Initially, Kullab’s social media work was a part-time passion, but in September 2021 she took the proverbial plunge and quit her job as an outpatient dietician to invest full-time in online content creation when more and more companies began offering to fund her videos if she featured their brands.
As the offers poured in, Kullab inked a deal with an agency that works directly with the companies looking for social media influencers to help market their products. The agency handles the legal contracts and negotiates payments.
Kullab attributes this success to consistently sharing high-quality content on her sites and having the credentials and experience to back up the information she shares.
Because so many people turn to social media for nutritional advice, it’s important they are receiving it from licensed professionals like Kullab, noted Dr. Sarah Jones, Kullab’s former professor.
“We need experts out there disseminating accurate, evidence-based information and it’s really neat to see Samar do this in a hip and trendy way,” Jones said. “I’m so impressed by her andwhat she’s done. I’m glad I was part of the journey with her.”
A New Way to Help Students Succeed
Brian Manjarrez ’15, MSW ’19
There is an assumption some Morton West High School students make upon hearing their school’s intervention program acronym.
“When they hear BARR, high school students assume we’re meeting at a bar,” Brian Manjarrez, the coordinator of the program, says with a chuckle. “No, we’re here at school, talking about you at our BARR meetings.”
BARR—which stands for Building Assets, Reducing Risks—is an educational model using data and relationships between students and their teachers, counselors and social workers to improve student performance, behavior and social-emotional health.

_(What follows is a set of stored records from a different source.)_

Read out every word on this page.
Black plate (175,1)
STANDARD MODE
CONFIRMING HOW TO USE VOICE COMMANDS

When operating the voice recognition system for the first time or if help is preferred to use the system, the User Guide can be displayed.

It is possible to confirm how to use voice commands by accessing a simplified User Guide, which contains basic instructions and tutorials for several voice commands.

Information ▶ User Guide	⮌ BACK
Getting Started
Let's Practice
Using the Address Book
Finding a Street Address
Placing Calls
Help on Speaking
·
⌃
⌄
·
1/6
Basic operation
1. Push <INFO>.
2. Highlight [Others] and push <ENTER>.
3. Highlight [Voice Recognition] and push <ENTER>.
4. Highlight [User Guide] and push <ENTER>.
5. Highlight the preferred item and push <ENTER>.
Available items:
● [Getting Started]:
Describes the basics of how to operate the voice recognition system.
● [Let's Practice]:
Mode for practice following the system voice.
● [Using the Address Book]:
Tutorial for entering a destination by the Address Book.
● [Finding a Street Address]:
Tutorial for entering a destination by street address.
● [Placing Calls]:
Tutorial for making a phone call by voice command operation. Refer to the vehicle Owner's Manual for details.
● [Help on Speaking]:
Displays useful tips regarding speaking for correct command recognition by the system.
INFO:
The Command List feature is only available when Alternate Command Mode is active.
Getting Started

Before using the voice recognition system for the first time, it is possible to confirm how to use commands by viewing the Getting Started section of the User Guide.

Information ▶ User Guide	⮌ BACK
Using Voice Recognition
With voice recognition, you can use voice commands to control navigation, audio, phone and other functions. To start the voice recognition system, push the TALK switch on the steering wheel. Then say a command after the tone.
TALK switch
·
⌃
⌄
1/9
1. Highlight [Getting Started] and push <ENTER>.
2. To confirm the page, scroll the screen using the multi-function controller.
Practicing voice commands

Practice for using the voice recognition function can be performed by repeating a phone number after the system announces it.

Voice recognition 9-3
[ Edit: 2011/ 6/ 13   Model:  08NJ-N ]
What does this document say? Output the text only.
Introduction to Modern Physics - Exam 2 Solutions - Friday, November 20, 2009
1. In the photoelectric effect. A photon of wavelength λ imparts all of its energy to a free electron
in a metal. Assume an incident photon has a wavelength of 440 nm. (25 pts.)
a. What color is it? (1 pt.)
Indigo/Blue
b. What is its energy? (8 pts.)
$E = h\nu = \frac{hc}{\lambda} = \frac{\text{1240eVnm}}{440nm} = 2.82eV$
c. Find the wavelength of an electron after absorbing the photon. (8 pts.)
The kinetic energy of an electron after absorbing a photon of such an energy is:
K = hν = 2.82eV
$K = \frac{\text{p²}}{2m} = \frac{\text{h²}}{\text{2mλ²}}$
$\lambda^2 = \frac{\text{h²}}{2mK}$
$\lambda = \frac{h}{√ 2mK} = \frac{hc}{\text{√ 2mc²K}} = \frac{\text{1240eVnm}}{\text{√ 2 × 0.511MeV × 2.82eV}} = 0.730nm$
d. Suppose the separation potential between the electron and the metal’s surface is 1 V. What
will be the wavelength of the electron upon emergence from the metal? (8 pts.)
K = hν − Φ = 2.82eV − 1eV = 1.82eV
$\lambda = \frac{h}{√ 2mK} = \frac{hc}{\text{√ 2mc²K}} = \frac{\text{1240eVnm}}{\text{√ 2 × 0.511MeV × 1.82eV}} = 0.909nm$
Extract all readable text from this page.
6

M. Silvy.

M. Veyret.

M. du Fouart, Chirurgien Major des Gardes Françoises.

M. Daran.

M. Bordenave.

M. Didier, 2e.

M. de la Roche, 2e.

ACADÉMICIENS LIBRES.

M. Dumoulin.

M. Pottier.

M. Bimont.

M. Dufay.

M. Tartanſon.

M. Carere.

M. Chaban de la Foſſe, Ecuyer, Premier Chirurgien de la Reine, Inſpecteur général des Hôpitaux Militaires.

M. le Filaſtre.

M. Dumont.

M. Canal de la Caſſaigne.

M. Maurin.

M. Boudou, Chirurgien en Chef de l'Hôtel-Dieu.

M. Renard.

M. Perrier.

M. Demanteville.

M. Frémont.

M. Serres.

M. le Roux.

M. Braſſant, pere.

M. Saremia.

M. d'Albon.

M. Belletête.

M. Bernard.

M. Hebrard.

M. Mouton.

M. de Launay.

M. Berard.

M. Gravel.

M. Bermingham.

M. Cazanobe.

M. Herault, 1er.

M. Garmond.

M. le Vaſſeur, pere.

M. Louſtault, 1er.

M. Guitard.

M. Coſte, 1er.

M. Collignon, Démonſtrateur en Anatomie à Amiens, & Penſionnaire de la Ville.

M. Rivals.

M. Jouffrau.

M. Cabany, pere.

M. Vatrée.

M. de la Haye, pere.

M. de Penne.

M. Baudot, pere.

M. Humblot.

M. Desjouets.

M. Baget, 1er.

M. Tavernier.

Manjarrez is using his Master’s in Social Work from Dominican to lead the program at Morton West, one of 12 schools in Illinois to implement it to date.
Manjarrez says he was drawn toward social work after receiving his Bachelor of Psychology degree from Dominican and joining the organization Dominican Volunteers, which placed him at a homeless shelter in Racine, Wisconsin.
“That’s what led me to the social work route,” he said. “But I always knew I wanted to be in a school setting.”
Used in more than 200 schools around the country, the BARR Model is centered around building on student strengths, proactively addressing the non-academic reasons why a student may not be succeeding in school, and identifying local resources to help them.
At Morton West, the program, funded through a grant from the Bill and Melinda Gates Foundation, focuses on freshmen.
Teachers may refer a student to BARR if they identify problems with classroom performance, behavior, attendance and motivation, Manjarrez explained. After receiving a referral, a team of school professionals consider the best intervention options. This may include recommending the student take part in the Tapestry program, which offers mentoring, socialemotional
support and resources to families. Other options include meeting with parents or providing additional support from social workers.
Many students experience challenges at home that affect how they do in school, Manjarrez noted.
“Some of them might be taking care of siblings and because of that, they forget to do their homework or are late to do it,” he said. “Another thing is parent involvement. A parent might not be at home when the student is there, so they don’t have the motivation to do the work or get involved.”
As coordinator of the program, Manjarrez monitors and tracks the student interventions.
“I hope each student is aware that we are watching out for them and that we care about their education,” he said. “We want them to understand we are a support for them and not just people who lecture in classrooms.”